9. “Will the system help build a medical home for my patients?”
With the rise of education on the oral-systemic connection, the push for health care providers from all specialties to communicate with each other is getting stronger. Being able to share data with all of your patient’s providers is an essential benefit of electronic health records.
The patient’s providers sharing information to better treat their patient’s whole body health is called the medical home, and it’s important to make it more efficient, says Uretz.
“You do that by enabling each of the health care providers to communicate in the patient’s health record,” he says. “That way, each provider has a full picture of what’s been done on the patient, and they can make decisions based on a full picture of the patient’s health, and not just what that particular specialist is seeing. Dentistry is being brought into that more now that we know more about the oral-systemic connection. The only way to do that electronically is with proper electronic health records. In the future, the goal is to have all of those providers be able to share information and we are getting closer to this objective. As we progress with dental EHR technology, some of the more innovative dental software vendors are prescribing to the patient record interoperability standard, which has already been fully embraced by medical software vendors”

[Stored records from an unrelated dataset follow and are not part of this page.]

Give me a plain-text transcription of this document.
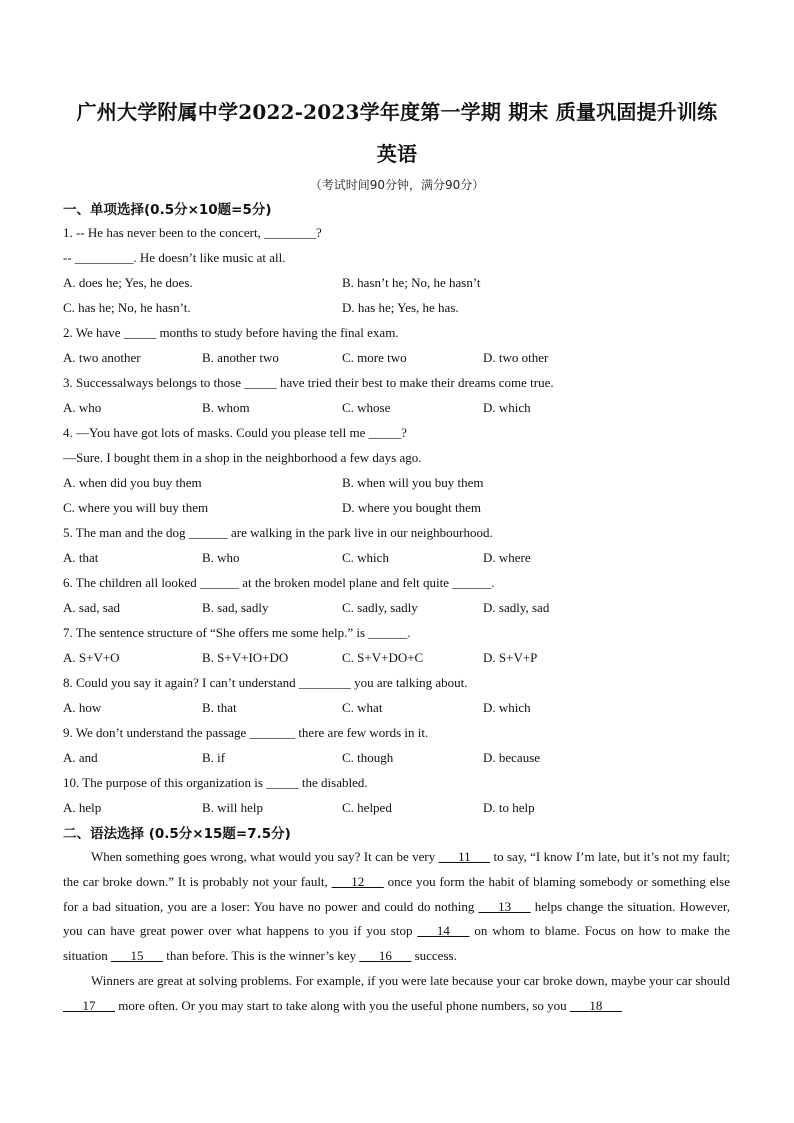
广州大学附属中学2022-2023学年度第一学期 期末 质量巩固提升训练
英语
（考试时间90分钟，满分90分）
一、单项选择(0.5分×10题=5分)
1. -- He has never been to the concert, ________?
-- _________. He doesn’t like music at all.
A. does he; Yes, he does.	B. hasn’t he; No, he hasn’t
C. has he; No, he hasn’t.	D. has he; Yes, he has.
2. We have _____ months to study before having the final exam.
A. two another	B. another two	C. more two	D. two other
3. Successalways belongs to those _____ have tried their best to make their dreams come true.
A. who	B. whom	C. whose	D. which
4. —You have got lots of masks. Could you please tell me _____?
—Sure. I bought them in a shop in the neighborhood a few days ago.
A. when did you buy them	B. when will you buy them
C. where you will buy them	D. where you bought them
5. The man and the dog ______ are walking in the park live in our neighbourhood.
A. that	B. who	C. which	D. where
6. The children all looked ______ at the broken model plane and felt quite ______.
A. sad, sad	B. sad, sadly	C. sadly, sadly	D. sadly, sad
7. The sentence structure of “She offers me some help.” is ______.
A. S+V+O	B. S+V+IO+DO	C. S+V+DO+C	D. S+V+P
8. Could you say it again? I can’t understand ________ you are talking about.
A. how	B. that	C. what	D. which
9. We don’t understand the passage _______ there are few words in it.
A. and	B. if	C. though	D. because
10. The purpose of this organization is _____ the disabled.
A. help	B. will help	C. helped	D. to help
二、语法选择 (0.5分×15题=7.5分)

When something goes wrong, what would you say? It can be very ___11___ to say, “I know I’m late, but it’s not my fault; the car broke down.” It is probably not your fault, ___12___ once you form the habit of blaming somebody or something else for a bad situation, you are a loser: You have no power and could do nothing ___13___ helps change the situation. However, you can have great power over what happens to you if you stop ___14___ on whom to blame. Focus on how to make the situation ___15___ than before. This is the winner’s key ___16___ success.

Winners are great at solving problems. For example, if you were late because your car broke down, maybe your car should ___17___ more often. Or you may start to take along with you the useful phone numbers, so you ___18___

But that may be more of a benefit in the medical field than in dental, says Dr. Lavine.
“One of the main hallmarks of EHR products, at least in the medical field, is interoperability: the ability to exchange information with other providers and software products,” Dr. Lavine says. “We don’t have that in dentistry. It’s controlled by a few major players who all have their own proprietary products, so there’s no easy way to exchange patient information. A Dentrix user can’t exchange information with an Eaglesoft or a Softdent user. The whole purpose of EHR was to make it easier for health care providers to share information, but that’s not the case in dental from my experience.”